L’Algérie, qui a connu un essor notable de son industrie cinématographique ces dernières années, cherche à moderniser ses infrastructures et à former une nouvelle génération de techniciens. Le pays dispose déjà de plusieurs écoles de cinéma, comme l’Institut national de la formation cinématographique (INFC) à Alger, mais les professionnels du secteur estiment que les échanges internationaux sont indispensables pour rester compétitifs. « Le cinéma algérien a besoin de se nourrir d’expériences extérieures, sans pour autant perdre son identité », explique le réalisateur Karim Moussaoui, dont le film En attendant les hirondelles avait été primé au Festival de Cannes en 2017.

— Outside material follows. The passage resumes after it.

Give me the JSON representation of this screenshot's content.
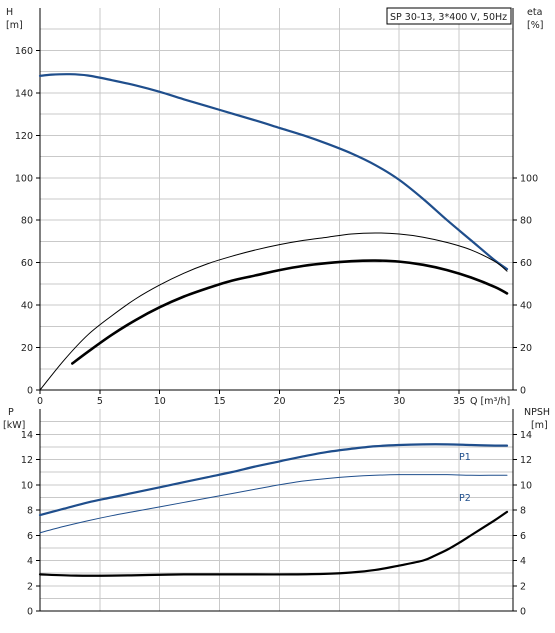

Parmi les projets concrets déjà évoqués, figure la création d’un laboratoire de post-production à Alger, en collaboration avec des experts tchèques. Ce laboratoire permettrait aux réalisateurs algériens de bénéficier de technologies de pointe, notamment en matière d’effets spéciaux et de montage. Par ailleurs, des bourses d’études seront offertes à des étudiants algériens pour suivre des formations à la FAMU, l’une des écoles de cinéma les plus prestigieuses d’Europe.

Cet accord s’ajoute à d’autres initiatives récentes visant à dynamiser le secteur culturel algérien. En 2023, le ministère de la Culture avait lancé un fonds de soutien à la production cinématographique, doté d’un budget de 500 millions de dinars. Plusieurs films algériens ont ainsi pu voir le jour, comme Héliopolis de Djaffar Gacem ou Papicha de Mounia Meddour, qui avait remporté le César du meilleur premier film en 2020.

Cependant, certains professionnels du secteur restent prudents. « Les accords, c’est bien, mais il faut qu’ils soient suivis d’actions concrètes », estime la productrice Yasmine Chouikh. « Beaucoup de partenariats sont signés, mais peu aboutissent à des réalisations tangibles. » Elle rappelle que le cinéma algérien souffre encore de problèmes structurels, comme le manque de salles de projection ou la difficulté à obtenir des financements pour les projets indépendants.

Malgré ces défis, l’accord avec la République tchèque est perçu comme une étape positive. Il s’inscrit dans une stratégie plus large de l’Algérie pour s’ouvrir à de nouveaux marchés culturels, notamment en Europe de l’Est et en Asie. En 2024, le pays avait déjà signé un protocole d’accord avec la Chine pour la restauration du patrimoine culturel, et des discussions sont en cours avec la Corée du Sud pour des échanges dans le domaine de l’animation.

Pour les étudiants algériens, cette coopération représente une opportunité unique. « Je rêve de travailler sur des films internationaux, et cet accord pourrait m’y aider », confie Amina, étudiante en réalisation à l’ENSATA. « Apprendre des techniques différentes, c’est essentiel pour évoluer. »

Si les premiers échanges devraient débuter dès 2026, les résultats concrets de cet accord ne seront visibles qu’à moyen terme. Mais pour le cinéma algérien, en quête de reconnaissance et de modernisation, chaque partenariat est une chance de se réinventer.